Après le but, lorsque la pelote a rebondi une première fois au sol dans "le carré du fond", les joueurs doivent la renvoyer hors de leur camp. "Le jeu c’est de l’envoyer par-dessus le filet. Le tout c’est que la pelote passe de l’autre coté du filet.". Mis à part au but, on joue sur l’ensemble de la cancha c'est-à-dire que pendant le reste de l’échange la pelote peut toucher tous les murs y compris les toits des galeries ("tambours").
Le renvoi de la pelote d’un camp à l’autre se fait soit à la volée ou après le premier rebond au sol.
Le "cordier" reste au niveau du filet et le "refileur"7 à l’arrière. Chaque pelote fausse, c'est-à-dire qui sort des limites du jeu ou qui n’est pas renvoyée hors d’un camp, donne un point à l’adversaire.
Une autre façon de gagner un point - autre que d’attendre que l’adversaire commette une faute - consiste à envoyer la pelote dans un des filets ou le xilo du camp adverse.

Une pelote de pasaka peut voler haut mais comme elle ne contient pas de latex elle rebondit moins que les pelotes utilisées dans les autres spécialités. Le pasaka est tout de même un jeu très rapide car en jouant face à face il n’y a pas l’intermédiaire du mur qui laisse le temps aux joueurs d’anticiper et se placer.
Les débutants ont tendance à se contenter de renvoyer directement la pelote dans le camp adverse, tandis que les joueurs plus expérimentés cherchent à jouer avec les murs et les "tambours" car une pelote qui a frappé un mur est toujours plus difficile à ramener. En effet, elle s’y écrase puisqu’elle est un peu molle, elle se déforme et prend alors "de l’effet", c'est-à-dire qu’elle peut partir d’un coté comme de l’autre.
Le geste de renvoi de la pelote est appelée xirrist8. La pelote est renvoyée par un coup "glissé" instantané. Elle doit glisser, rouler dans le gant, de la paume vers la pointe. Il y a d’ailleurs une bosse à l’intérieur du gant à ce niveau-là pour servir de repère au joueur. Le geste du pasaka est le même que celui du remonte9.
Le joueur a également le droit de la frapper (kazolatua ou kaskatua), comme à pala10, mais ce geste ne produit pas d’effet et n’est donc pas très intéressant. Il est généralement produit lorsque le joueur "rate" son xirrist.
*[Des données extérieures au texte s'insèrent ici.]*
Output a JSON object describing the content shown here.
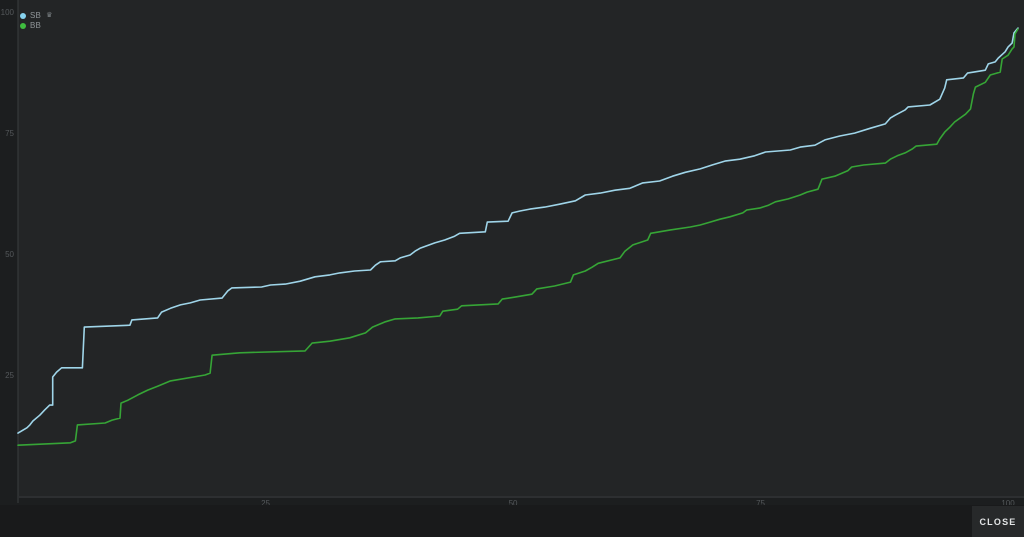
{
  "colors": {
    "page_background": "#1c1e1f",
    "plot_background": "#232526",
    "axis_line": "#3a3d3f",
    "baseline": "#2d2f31",
    "tick_text": "#54585b",
    "sb_line": "#9fd5e9",
    "sb_dot": "#86d2ee",
    "bb_line": "#36a536",
    "bb_dot": "#3fbc3f"
  },
  "legend": {
    "items": [
      {
        "label": "SB",
        "icon": "crown-icon",
        "icon_char": "♛",
        "color": "#86d2ee"
      },
      {
        "label": "BB",
        "icon": "",
        "icon_char": "",
        "color": "#3fbc3f"
      }
    ]
  },
  "close_button": {
    "label": "CLOSE"
  },
  "chart_data": {
    "type": "line",
    "title": "",
    "xlabel": "",
    "ylabel": "",
    "grid": false,
    "legend_position": "top-left",
    "xlim": [
      0,
      101
    ],
    "ylim": [
      0,
      102.7
    ],
    "x_ticks": [
      25,
      50,
      75,
      100
    ],
    "y_ticks": [
      100,
      75,
      50,
      25
    ],
    "line_style": "step-cumulative",
    "series": [
      {
        "name": "SB",
        "color": "#9fd5e9",
        "points": [
          [
            0,
            13.2
          ],
          [
            0.9,
            14.3
          ],
          [
            1.2,
            14.9
          ],
          [
            1.5,
            15.7
          ],
          [
            2.2,
            16.9
          ],
          [
            2.7,
            18
          ],
          [
            3.2,
            19
          ],
          [
            3.5,
            19
          ],
          [
            3.5,
            24.8
          ],
          [
            3.9,
            25.8
          ],
          [
            4.4,
            26.7
          ],
          [
            6.5,
            26.7
          ],
          [
            6.7,
            35.1
          ],
          [
            11.3,
            35.5
          ],
          [
            11.5,
            36.6
          ],
          [
            14.1,
            37
          ],
          [
            14.5,
            38.2
          ],
          [
            15.4,
            39
          ],
          [
            16.4,
            39.7
          ],
          [
            17.4,
            40.1
          ],
          [
            18.4,
            40.7
          ],
          [
            20.6,
            41.1
          ],
          [
            21.2,
            42.6
          ],
          [
            21.6,
            43.2
          ],
          [
            24.6,
            43.4
          ],
          [
            25.5,
            43.8
          ],
          [
            27,
            44
          ],
          [
            28.5,
            44.6
          ],
          [
            30,
            45.5
          ],
          [
            31.5,
            45.9
          ],
          [
            32.5,
            46.3
          ],
          [
            34,
            46.7
          ],
          [
            35.6,
            46.9
          ],
          [
            36.1,
            47.9
          ],
          [
            36.6,
            48.6
          ],
          [
            38.1,
            48.8
          ],
          [
            38.6,
            49.4
          ],
          [
            39.6,
            50
          ],
          [
            40.1,
            50.8
          ],
          [
            40.6,
            51.4
          ],
          [
            42.1,
            52.5
          ],
          [
            43.1,
            53.1
          ],
          [
            44.1,
            53.9
          ],
          [
            44.6,
            54.5
          ],
          [
            47.2,
            54.8
          ],
          [
            47.4,
            56.8
          ],
          [
            49.5,
            57
          ],
          [
            49.9,
            58.7
          ],
          [
            50.7,
            59.1
          ],
          [
            51.7,
            59.5
          ],
          [
            53.2,
            59.9
          ],
          [
            54.7,
            60.5
          ],
          [
            56.3,
            61.2
          ],
          [
            57.3,
            62.4
          ],
          [
            58.8,
            62.8
          ],
          [
            60.3,
            63.4
          ],
          [
            61.8,
            63.8
          ],
          [
            63.1,
            64.9
          ],
          [
            64.8,
            65.3
          ],
          [
            66.1,
            66.3
          ],
          [
            67.4,
            67.1
          ],
          [
            68.9,
            67.8
          ],
          [
            70.1,
            68.6
          ],
          [
            71.4,
            69.4
          ],
          [
            72.9,
            69.8
          ],
          [
            74.4,
            70.5
          ],
          [
            75.5,
            71.3
          ],
          [
            78,
            71.7
          ],
          [
            79,
            72.3
          ],
          [
            80.5,
            72.7
          ],
          [
            81.5,
            73.8
          ],
          [
            83,
            74.6
          ],
          [
            84.5,
            75.2
          ],
          [
            86.1,
            76.2
          ],
          [
            87.6,
            77.1
          ],
          [
            88.1,
            78.3
          ],
          [
            88.6,
            78.9
          ],
          [
            89.6,
            80
          ],
          [
            89.9,
            80.6
          ],
          [
            92.1,
            81
          ],
          [
            93.1,
            82.2
          ],
          [
            93.6,
            84.5
          ],
          [
            93.8,
            86.2
          ],
          [
            95.5,
            86.6
          ],
          [
            95.9,
            87.6
          ],
          [
            97.7,
            88.2
          ],
          [
            98,
            89.5
          ],
          [
            98.7,
            89.9
          ],
          [
            99,
            90.7
          ],
          [
            99.7,
            92
          ],
          [
            100,
            93
          ],
          [
            100.4,
            93.8
          ],
          [
            100.6,
            95.9
          ],
          [
            101,
            96.9
          ]
        ]
      },
      {
        "name": "BB",
        "color": "#36a536",
        "points": [
          [
            0,
            10.7
          ],
          [
            5.3,
            11.2
          ],
          [
            5.8,
            11.6
          ],
          [
            6,
            14.9
          ],
          [
            8.8,
            15.3
          ],
          [
            9.5,
            15.9
          ],
          [
            10.3,
            16.3
          ],
          [
            10.4,
            19.4
          ],
          [
            11.1,
            20
          ],
          [
            12.1,
            21.1
          ],
          [
            13.1,
            22.1
          ],
          [
            14.1,
            22.9
          ],
          [
            15.4,
            24
          ],
          [
            18.9,
            25.2
          ],
          [
            19.4,
            25.6
          ],
          [
            19.6,
            29.3
          ],
          [
            22.4,
            29.8
          ],
          [
            29,
            30.2
          ],
          [
            29.7,
            31.8
          ],
          [
            31.5,
            32.2
          ],
          [
            33.5,
            32.9
          ],
          [
            35.1,
            33.9
          ],
          [
            35.8,
            35.1
          ],
          [
            37.1,
            36.2
          ],
          [
            38.1,
            36.8
          ],
          [
            40.4,
            37
          ],
          [
            42.6,
            37.4
          ],
          [
            42.9,
            38.4
          ],
          [
            44.4,
            38.8
          ],
          [
            44.8,
            39.5
          ],
          [
            48.5,
            39.9
          ],
          [
            48.9,
            40.9
          ],
          [
            50.2,
            41.3
          ],
          [
            51.9,
            41.9
          ],
          [
            52.4,
            43
          ],
          [
            54.2,
            43.6
          ],
          [
            55.8,
            44.4
          ],
          [
            56.1,
            45.9
          ],
          [
            57.3,
            46.7
          ],
          [
            58,
            47.5
          ],
          [
            58.6,
            48.3
          ],
          [
            60.8,
            49.4
          ],
          [
            61.3,
            50.8
          ],
          [
            62.1,
            52.1
          ],
          [
            63.6,
            53.1
          ],
          [
            63.9,
            54.5
          ],
          [
            65.9,
            55.2
          ],
          [
            67.9,
            55.8
          ],
          [
            68.9,
            56.2
          ],
          [
            69.9,
            56.8
          ],
          [
            70.9,
            57.4
          ],
          [
            71.9,
            57.9
          ],
          [
            73.2,
            58.7
          ],
          [
            73.6,
            59.3
          ],
          [
            74.9,
            59.7
          ],
          [
            75.8,
            60.3
          ],
          [
            76.5,
            61
          ],
          [
            77.8,
            61.6
          ],
          [
            79,
            62.4
          ],
          [
            79.7,
            63
          ],
          [
            80.8,
            63.6
          ],
          [
            81.2,
            65.7
          ],
          [
            82.5,
            66.3
          ],
          [
            83.8,
            67.4
          ],
          [
            84.2,
            68.2
          ],
          [
            85.4,
            68.6
          ],
          [
            87.6,
            69
          ],
          [
            88.1,
            69.8
          ],
          [
            88.8,
            70.5
          ],
          [
            89.6,
            71.1
          ],
          [
            90.3,
            71.9
          ],
          [
            90.7,
            72.5
          ],
          [
            92.8,
            72.9
          ],
          [
            93.1,
            74
          ],
          [
            93.6,
            75.4
          ],
          [
            94.1,
            76.4
          ],
          [
            94.6,
            77.5
          ],
          [
            95.7,
            79.1
          ],
          [
            96.2,
            80.2
          ],
          [
            96.5,
            83.3
          ],
          [
            96.7,
            84.7
          ],
          [
            97.7,
            85.7
          ],
          [
            98.2,
            87.2
          ],
          [
            99.2,
            87.8
          ],
          [
            99.4,
            90.5
          ],
          [
            100,
            91.3
          ],
          [
            100.4,
            92.6
          ],
          [
            100.6,
            93
          ],
          [
            100.7,
            95.7
          ],
          [
            101,
            96.7
          ]
        ]
      }
    ]
  }
}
Garder la pelote avant de la renvoyer est par contre un geste formellement interdit : à main nue11 on appelle cela faire atxiki, à pasaka on préfère dire artua. Un autre geste, qui existe à joko garbi12 et qui consiste à prendre la pelote dans le gant et à l’accompagner pour la renvoyer, est artua aussi. À pasaka, la pelote ne doit jamais rester immobile dans le gant.
Le pasaka exige beaucoup de force à cause du poids du guante et de la pelote, ainsi que de la souplesse parce que souvent le joueur doit se baisser pour "aller chercher en bas" la pelote, puisqu’elle rebondit peu et qu’elle ne doit pas être attrapée par la pointe du gant (artua) mais par la base.
Un seul juge est sollicité pour une partie de pasaka. Il se place soit au fond (dans la galerie, derrière le filet de protection), soit en haut (dans la première galerie au-dessus du filet central).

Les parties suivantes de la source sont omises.